Quoi qu'il en soit, pour chacune des implantations qui, in fine, connaîtront une réduction ou une fermeture – aucune région ne sera épargnée, nous le savons – les mesures d'accompagnement, qu'elles concernent la date de prise d'effet ou l'aménagement du territoire – M. Falco est associé à cette démarche – sont actuellement discutées avec les élus au ministère de la défense. Notre volonté est d'associer le Parlement et les élus locaux à la mise en œuvre de cette réforme essentielle pour la modernisation de notre outil de défense.
M. le président. La parole est à M. Thierry Repentin.

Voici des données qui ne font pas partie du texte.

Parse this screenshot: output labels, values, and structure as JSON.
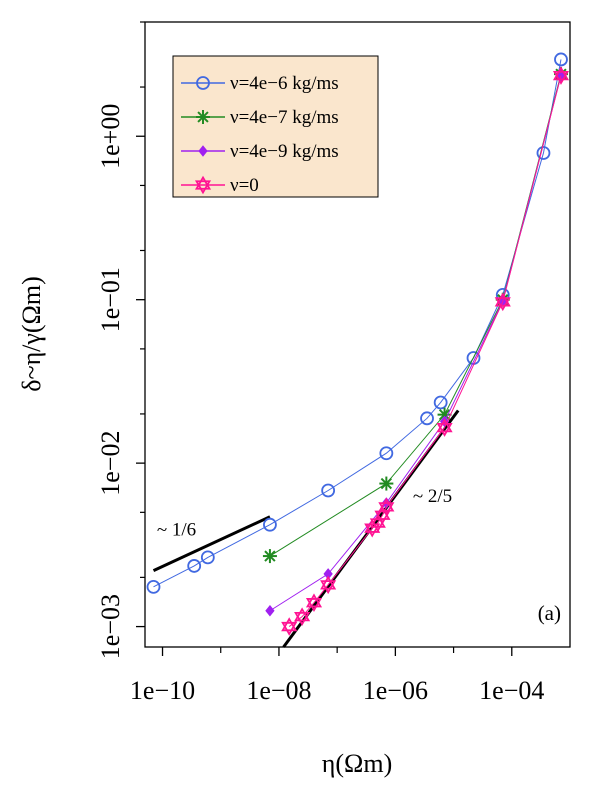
{
  "chart_data": {
    "type": "line",
    "xlabel": "η(Ωm)",
    "ylabel": "δ~η/γ(Ωm)",
    "xscale": "log",
    "yscale": "log",
    "xlim": [
      5e-11,
      0.001
    ],
    "ylim": [
      0.00075,
      5.0
    ],
    "x_tick_labels": [
      {
        "value": 1e-10,
        "label": "1e−10"
      },
      {
        "value": 1e-08,
        "label": "1e−08"
      },
      {
        "value": 1e-06,
        "label": "1e−06"
      },
      {
        "value": 0.0001,
        "label": "1e−04"
      }
    ],
    "y_tick_labels": [
      {
        "value": 0.001,
        "label": "1e−03"
      },
      {
        "value": 0.01,
        "label": "1e−02"
      },
      {
        "value": 0.1,
        "label": "1e−01"
      },
      {
        "value": 1.0,
        "label": "1e+00"
      }
    ],
    "legend": {
      "position": "top-left",
      "background": "#fae6cd"
    },
    "panel_label": "(a)",
    "series": [
      {
        "name": "ν=4e−6 kg/ms",
        "color": "#4169e1",
        "marker": "circle",
        "points": [
          [
            7e-11,
            0.00175
          ],
          [
            3.5e-10,
            0.00235
          ],
          [
            6e-10,
            0.00265
          ],
          [
            7e-09,
            0.0042
          ],
          [
            7e-08,
            0.0068
          ],
          [
            7e-07,
            0.0115
          ],
          [
            3.5e-06,
            0.0188
          ],
          [
            6e-06,
            0.0235
          ],
          [
            2.2e-05,
            0.044
          ],
          [
            7e-05,
            0.107
          ],
          [
            0.00035,
            0.79
          ],
          [
            0.0007,
            2.95
          ]
        ]
      },
      {
        "name": "ν=4e−7 kg/ms",
        "color": "#228b22",
        "marker": "asterisk",
        "points": [
          [
            7e-09,
            0.0027
          ],
          [
            7e-07,
            0.0075
          ],
          [
            7e-06,
            0.0198
          ],
          [
            7e-05,
            0.1
          ],
          [
            0.0007,
            2.4
          ]
        ]
      },
      {
        "name": "ν=4e−9 kg/ms",
        "color": "#a020f0",
        "marker": "diamond",
        "points": [
          [
            7e-09,
            0.00125
          ],
          [
            7e-08,
            0.0021
          ],
          [
            7e-07,
            0.0057
          ],
          [
            7e-06,
            0.018
          ],
          [
            7e-05,
            0.098
          ],
          [
            0.0007,
            2.35
          ]
        ]
      },
      {
        "name": "ν=0",
        "color": "#ff1493",
        "marker": "hexagram",
        "points": [
          [
            1.5e-08,
            0.001
          ],
          [
            2.5e-08,
            0.00115
          ],
          [
            4e-08,
            0.0014
          ],
          [
            7e-08,
            0.0018
          ],
          [
            4e-07,
            0.004
          ],
          [
            5e-07,
            0.0043
          ],
          [
            6e-07,
            0.0048
          ],
          [
            7e-07,
            0.0054
          ],
          [
            7e-06,
            0.0165
          ],
          [
            7e-05,
            0.097
          ],
          [
            0.0007,
            2.35
          ]
        ]
      }
    ],
    "reference_lines": [
      {
        "label": "~ 1/6",
        "from": [
          7e-11,
          0.0022
        ],
        "to": [
          7e-09,
          0.0047
        ],
        "label_at": [
          8e-11,
          0.0036
        ]
      },
      {
        "label": "~ 2/5",
        "from": [
          1.2e-08,
          0.00075
        ],
        "to": [
          1.2e-05,
          0.021
        ],
        "label_at": [
          2e-06,
          0.0058
        ]
      }
    ]
  }
}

M. Thierry Repentin. Je m'attendais à une réponse prudente, surtout en ce jour de la sainte Prudence ! (Sourires.) Je ne suis pas déçu ; simplement, j'ai confirmation que le risque de la fermeture du 7e bataillon de chasseurs alpins existe bien et qu'une décision sera prise d'ici au 15 juin.
J'ai bien noté aussi que c'est le chef des armées qui rendra les arbitrages et non le ministre de la défense. Nous savons donc où se trouve la clé du maintien – ou du départ – du 7e bataillon de chasseurs alpins. Inutile de dire que, dans deux jours, autour des monuments aux morts de la vallée de la Tarentaise, cet éventuel départ suscitera beaucoup de discussions !
Vous avez indiqué que nos armées devaient s'adapter aux nouvelles menaces qui frappent notre pays, y compris à l'échelon international. Les chasseurs alpins sont fortement mobilisés sur ce théâtre d'opérations extérieures, leur compétence professionnelle étant reconnue. C'est un argument que nous invoquerons lorsque nous plaiderons pour leur maintien.
Vous avez précisé également que la réforme des armées s'articulait autour de trois grands axes de réorganisation, l'un étant la densification des unités. Vous pouvez indiquer à M. le ministre que Bourg-Saint-Maurice est candidate pour une telle densification sur le territoire de la Tarentaise.
Enfin, vous annoncez qu'il y aura des discussions, des échanges. Je note que ces échanges ont commencé aujourd'hui, même si ce n'est que par le biais d'une question orale. Selon moi, tous les parlementaires du département devraient y être associés, qu'ils soient députés ou sénateurs, ces derniers étant – je le rappelle – les représentants des collectivités territoriales.